The main reason why sport startups fail - and how to prevent yours from flopping

1st Aug 2020

‘What if…?’ is probably one of the most important questions asked throughout human history. It sparked evolutions, revolutions and innovations that pushed us further than we could have imagined… and it still drives us forward today.

It leads us to pushing the barriers of our physical capabilities, resulting in amazing (sports) performances.

For example, do you remember when the two-hour marathon barrier was broken by Eliud Kipchoge with the help of Nike last year? Or sir Roger Bannister, who in 1954 broke the ‘four-minute barrier’ on the mile, when the whole athletics world was convinced - for years - it couldn’t be done. (Everybody actually thought the human heart would implode if somebody ran that fast.)

‘What if’ is also the one question that encourages entrepreneurs and scientists to take their ideas, start developing new technologies, products and services, and launching them into the market.
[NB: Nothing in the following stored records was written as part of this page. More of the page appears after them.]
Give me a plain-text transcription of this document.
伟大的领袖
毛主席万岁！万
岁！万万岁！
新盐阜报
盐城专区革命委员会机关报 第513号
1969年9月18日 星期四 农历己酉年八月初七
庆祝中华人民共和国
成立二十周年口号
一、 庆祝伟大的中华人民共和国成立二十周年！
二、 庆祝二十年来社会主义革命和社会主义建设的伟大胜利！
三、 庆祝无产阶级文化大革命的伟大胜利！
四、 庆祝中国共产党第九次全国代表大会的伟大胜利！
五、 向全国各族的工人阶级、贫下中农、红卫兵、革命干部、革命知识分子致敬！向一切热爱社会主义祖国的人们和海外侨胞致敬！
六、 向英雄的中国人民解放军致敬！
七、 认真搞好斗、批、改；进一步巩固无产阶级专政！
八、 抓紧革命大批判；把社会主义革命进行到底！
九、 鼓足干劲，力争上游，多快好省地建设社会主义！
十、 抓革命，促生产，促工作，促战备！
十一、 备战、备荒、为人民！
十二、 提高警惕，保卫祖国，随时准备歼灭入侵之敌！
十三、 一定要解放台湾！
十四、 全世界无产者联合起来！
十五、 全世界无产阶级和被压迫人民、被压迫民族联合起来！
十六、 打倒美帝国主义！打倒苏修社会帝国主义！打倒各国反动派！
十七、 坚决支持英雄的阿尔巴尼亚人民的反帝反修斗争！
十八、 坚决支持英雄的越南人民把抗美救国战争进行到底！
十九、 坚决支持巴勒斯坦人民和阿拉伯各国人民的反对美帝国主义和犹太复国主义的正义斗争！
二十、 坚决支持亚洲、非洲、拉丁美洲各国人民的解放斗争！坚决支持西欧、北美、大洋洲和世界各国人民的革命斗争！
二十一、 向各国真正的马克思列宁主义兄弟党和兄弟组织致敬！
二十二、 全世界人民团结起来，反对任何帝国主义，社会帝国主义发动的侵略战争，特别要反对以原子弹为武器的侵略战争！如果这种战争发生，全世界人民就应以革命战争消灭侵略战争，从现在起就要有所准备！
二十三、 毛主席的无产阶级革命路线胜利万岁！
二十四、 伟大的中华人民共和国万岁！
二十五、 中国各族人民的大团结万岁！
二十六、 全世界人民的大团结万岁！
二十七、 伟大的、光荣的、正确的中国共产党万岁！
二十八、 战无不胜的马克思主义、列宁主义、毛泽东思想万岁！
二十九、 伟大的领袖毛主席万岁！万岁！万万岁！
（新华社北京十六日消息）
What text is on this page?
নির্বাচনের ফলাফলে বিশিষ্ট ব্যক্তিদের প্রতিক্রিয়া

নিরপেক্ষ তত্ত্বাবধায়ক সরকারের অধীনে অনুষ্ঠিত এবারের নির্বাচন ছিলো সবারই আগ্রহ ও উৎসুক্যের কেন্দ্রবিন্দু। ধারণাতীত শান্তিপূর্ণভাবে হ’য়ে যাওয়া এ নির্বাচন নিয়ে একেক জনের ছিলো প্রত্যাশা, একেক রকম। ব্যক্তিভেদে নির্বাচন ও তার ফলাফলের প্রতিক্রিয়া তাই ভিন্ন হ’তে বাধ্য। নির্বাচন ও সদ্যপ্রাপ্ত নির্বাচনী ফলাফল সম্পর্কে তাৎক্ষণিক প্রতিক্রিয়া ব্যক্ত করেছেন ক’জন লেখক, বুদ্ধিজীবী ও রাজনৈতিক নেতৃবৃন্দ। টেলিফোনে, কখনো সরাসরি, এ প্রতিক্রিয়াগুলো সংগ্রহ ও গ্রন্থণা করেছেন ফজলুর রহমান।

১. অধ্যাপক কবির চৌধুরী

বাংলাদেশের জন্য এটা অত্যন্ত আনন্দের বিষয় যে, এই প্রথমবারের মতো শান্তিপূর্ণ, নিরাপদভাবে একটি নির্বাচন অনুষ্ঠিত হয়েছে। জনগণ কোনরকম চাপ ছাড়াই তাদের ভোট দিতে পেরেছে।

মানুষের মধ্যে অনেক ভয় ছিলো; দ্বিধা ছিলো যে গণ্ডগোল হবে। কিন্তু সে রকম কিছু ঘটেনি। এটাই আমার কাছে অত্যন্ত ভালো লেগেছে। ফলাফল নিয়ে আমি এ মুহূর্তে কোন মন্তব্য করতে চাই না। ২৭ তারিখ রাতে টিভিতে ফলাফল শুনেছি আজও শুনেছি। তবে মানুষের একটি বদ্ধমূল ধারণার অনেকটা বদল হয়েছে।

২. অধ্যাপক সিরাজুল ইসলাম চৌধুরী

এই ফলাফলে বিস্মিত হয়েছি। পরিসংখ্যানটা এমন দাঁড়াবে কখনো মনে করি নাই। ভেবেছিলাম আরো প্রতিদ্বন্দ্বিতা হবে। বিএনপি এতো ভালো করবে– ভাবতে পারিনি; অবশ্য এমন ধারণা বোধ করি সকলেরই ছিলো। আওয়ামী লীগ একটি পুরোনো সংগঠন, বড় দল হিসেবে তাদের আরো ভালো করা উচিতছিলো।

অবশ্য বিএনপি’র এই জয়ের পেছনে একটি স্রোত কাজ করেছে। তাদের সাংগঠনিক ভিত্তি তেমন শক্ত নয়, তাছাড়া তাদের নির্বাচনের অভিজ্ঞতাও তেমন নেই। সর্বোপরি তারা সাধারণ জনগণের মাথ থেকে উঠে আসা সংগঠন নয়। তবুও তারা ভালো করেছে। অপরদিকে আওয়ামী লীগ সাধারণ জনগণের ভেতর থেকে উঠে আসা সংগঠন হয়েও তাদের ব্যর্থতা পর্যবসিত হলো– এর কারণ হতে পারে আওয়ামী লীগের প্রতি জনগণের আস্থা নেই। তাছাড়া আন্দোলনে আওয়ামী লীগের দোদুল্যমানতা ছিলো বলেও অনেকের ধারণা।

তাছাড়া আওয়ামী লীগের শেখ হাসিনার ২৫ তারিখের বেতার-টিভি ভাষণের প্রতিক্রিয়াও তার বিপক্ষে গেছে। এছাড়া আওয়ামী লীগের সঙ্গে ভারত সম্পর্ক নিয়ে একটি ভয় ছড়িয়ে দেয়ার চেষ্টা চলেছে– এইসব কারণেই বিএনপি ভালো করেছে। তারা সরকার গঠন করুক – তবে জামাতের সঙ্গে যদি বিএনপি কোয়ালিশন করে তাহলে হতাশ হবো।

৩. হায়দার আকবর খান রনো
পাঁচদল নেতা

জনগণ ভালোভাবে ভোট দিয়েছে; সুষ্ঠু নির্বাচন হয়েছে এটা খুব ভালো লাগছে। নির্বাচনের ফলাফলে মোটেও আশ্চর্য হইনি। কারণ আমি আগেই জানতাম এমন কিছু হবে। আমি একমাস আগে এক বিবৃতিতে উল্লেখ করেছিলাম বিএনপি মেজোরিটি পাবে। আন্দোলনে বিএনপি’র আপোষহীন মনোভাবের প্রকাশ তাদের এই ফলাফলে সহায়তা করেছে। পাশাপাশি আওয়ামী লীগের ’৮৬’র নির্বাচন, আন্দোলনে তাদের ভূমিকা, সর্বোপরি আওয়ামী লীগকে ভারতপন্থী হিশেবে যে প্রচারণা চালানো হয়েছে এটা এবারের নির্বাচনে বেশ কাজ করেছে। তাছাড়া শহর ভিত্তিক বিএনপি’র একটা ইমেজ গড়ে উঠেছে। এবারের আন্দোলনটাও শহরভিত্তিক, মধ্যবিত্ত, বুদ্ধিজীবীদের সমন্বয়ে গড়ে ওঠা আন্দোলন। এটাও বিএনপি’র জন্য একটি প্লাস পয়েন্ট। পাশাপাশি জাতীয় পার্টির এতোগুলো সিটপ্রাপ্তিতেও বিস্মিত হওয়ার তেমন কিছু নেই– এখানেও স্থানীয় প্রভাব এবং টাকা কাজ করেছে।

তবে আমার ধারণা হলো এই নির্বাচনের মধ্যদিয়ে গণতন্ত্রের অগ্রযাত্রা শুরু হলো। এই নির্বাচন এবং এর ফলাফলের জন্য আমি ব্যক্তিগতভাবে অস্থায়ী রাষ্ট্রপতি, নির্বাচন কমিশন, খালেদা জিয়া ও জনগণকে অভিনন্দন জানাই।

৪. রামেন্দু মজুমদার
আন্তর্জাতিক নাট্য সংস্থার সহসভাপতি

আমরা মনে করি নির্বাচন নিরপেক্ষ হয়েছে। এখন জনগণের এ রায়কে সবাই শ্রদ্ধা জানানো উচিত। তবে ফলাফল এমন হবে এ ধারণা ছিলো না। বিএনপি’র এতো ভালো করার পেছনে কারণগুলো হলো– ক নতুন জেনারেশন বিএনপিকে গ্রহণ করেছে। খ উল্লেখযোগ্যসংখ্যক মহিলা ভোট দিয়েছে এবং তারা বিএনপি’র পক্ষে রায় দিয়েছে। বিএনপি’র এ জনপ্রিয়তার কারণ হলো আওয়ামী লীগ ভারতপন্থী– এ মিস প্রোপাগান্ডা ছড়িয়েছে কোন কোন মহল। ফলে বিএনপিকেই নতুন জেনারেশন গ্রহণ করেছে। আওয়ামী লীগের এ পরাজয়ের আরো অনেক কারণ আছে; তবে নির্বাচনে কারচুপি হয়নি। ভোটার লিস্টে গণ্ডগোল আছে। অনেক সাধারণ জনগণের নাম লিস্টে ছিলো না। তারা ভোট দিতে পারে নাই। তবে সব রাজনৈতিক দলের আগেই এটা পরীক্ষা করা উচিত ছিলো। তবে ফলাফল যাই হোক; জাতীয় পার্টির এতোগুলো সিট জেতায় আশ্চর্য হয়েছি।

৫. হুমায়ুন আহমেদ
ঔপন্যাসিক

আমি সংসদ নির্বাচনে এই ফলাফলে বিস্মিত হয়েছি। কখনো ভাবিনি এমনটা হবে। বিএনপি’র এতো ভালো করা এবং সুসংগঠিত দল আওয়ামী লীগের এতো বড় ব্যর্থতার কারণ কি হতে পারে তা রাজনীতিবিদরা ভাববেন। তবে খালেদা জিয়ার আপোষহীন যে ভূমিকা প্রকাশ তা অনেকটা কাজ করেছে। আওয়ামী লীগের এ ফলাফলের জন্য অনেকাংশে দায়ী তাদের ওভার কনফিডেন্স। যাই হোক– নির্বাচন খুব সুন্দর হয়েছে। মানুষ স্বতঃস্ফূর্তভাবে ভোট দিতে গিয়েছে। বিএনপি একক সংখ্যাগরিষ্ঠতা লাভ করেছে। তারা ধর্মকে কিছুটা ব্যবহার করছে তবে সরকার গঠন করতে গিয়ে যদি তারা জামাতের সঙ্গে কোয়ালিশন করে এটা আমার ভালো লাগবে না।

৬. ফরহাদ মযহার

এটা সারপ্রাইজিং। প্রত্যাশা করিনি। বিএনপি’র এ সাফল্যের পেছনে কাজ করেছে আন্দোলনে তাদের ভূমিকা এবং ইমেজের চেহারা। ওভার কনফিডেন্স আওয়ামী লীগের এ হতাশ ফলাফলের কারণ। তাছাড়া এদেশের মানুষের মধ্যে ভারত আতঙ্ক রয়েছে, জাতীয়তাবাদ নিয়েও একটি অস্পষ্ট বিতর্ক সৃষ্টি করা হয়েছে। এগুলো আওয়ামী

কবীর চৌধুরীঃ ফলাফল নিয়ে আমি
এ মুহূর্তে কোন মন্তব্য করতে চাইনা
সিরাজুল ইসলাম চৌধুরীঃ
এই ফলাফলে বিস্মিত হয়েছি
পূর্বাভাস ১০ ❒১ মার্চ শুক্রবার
But unfortunately, that doesn’t always end well. Lots of entrepreneurs launch their tool or product, only to receive… crickets.

When start-ups fail, the main 5 reasons are:

  1. Pricing/cost issues,
  2. Getting outcompeted,
  3. Missing the right team,
  4. Running out of cash,
  5. Having no market need.

Out of those five, two reasons stand out.

And why do they stand out? Well… because they concern issues that need to be addressed before even launching the product into the market.

Those two issues are: either the problem-solution fit is lacking, or there’s no product-market fit.

An important step in overcoming these issues is researching your ‘problem space’, as it’s called in the Innovatrix innovation model.

Or simply put, find out if you actually have 'a problem worth solving'. Because if you don’t... you won’t sell.

Researching your problem space consists of three things:

  1. your customer segments,
  2. the problem itself that you’re trying to solve,
  3. and your actual value proposition.

Get these three elements crystal clear and validated, and you will be well on your way to launch a successful startup or business. Don’t know where to start?

These are 9 examples of questions that help you make clear if your solution has a problem worth solving:

  1. Who are your primary type of customers?
  2. Why exactly are your primary type of customers?
  3. How large is your customer segment?
  4. How big or important is the issue you’re trying to solve for them?
  5. What proof is there that people already pay to solve that issue?
  6. How big is your market size?
  7. What or who is a current competitor or alternative?
  8. How do you differentiate?
  9. What is the exact value that you bring?

When you find yourself dreaming of dropping your idea into the market, make sure you have researched your problem space thoroughly. It will save you from a one way ticket to the 'innovation graveyard' and help you succeed where others failed!